As a member of one of only six Aboriginal families permitted to stay in Yass after the mission closed, and as one of the last people old enough to remember life at Hollywood, Eric's memories and association with place are themselves a part of Indigenous and local history.
Eric Bell:
Well they only kept six families here. They built some houses in north Yass, six houses, and I think the reason why they let those families stay here was because the husbands were employed. They had jobs. The others, if they didn't have a husband, they were moved on to places like Cowra, Walgett – places like that, other missions. Some of the ladies told me that they were told that either you move out – one lady told me that she had to move to Cowra and that if she didn't go to Cowra they were going to take her kids off her. She didn't want to lose her kids so she went to Cowra. But I think she had a brother living there, so it made it a bit easier. She knew a lot of people and there was quite a few relatives – but, no place like home. We never had any choices back in those days. We was told to do what we had to do, you know. We had no choice.

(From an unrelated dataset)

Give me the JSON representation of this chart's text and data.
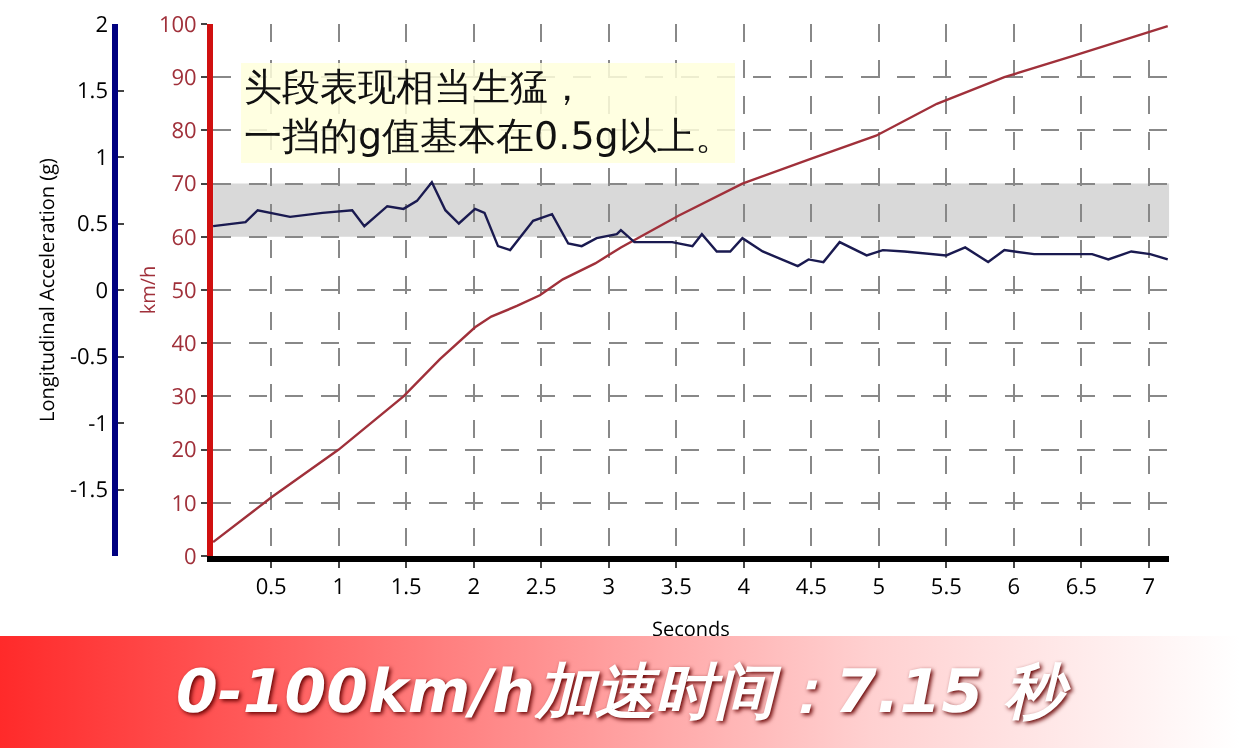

Keeping the memory of Hollywood alive
Speaking of his contribution to the exhibition and his work in perpetuating the memory of Hollywood, Eric said:
I'm proud to be able to tell the story of Hollywood mission. It needs to be told. The area where the mission was has changed now and there are no landmarks or visual indicators that an Aboriginal mission was ever there. It is all private homes now with new landscaping. If you never lived in Hollywood Mission and didn't have those memories of living there, you would never know where the site was ... the area has changed so much.
A quote from Eric's invaluable recollections and an image provided by him were used in the exhibition to contextualise the sheet of iron which Eric donated, and to help tell the wider story of missions in Australia.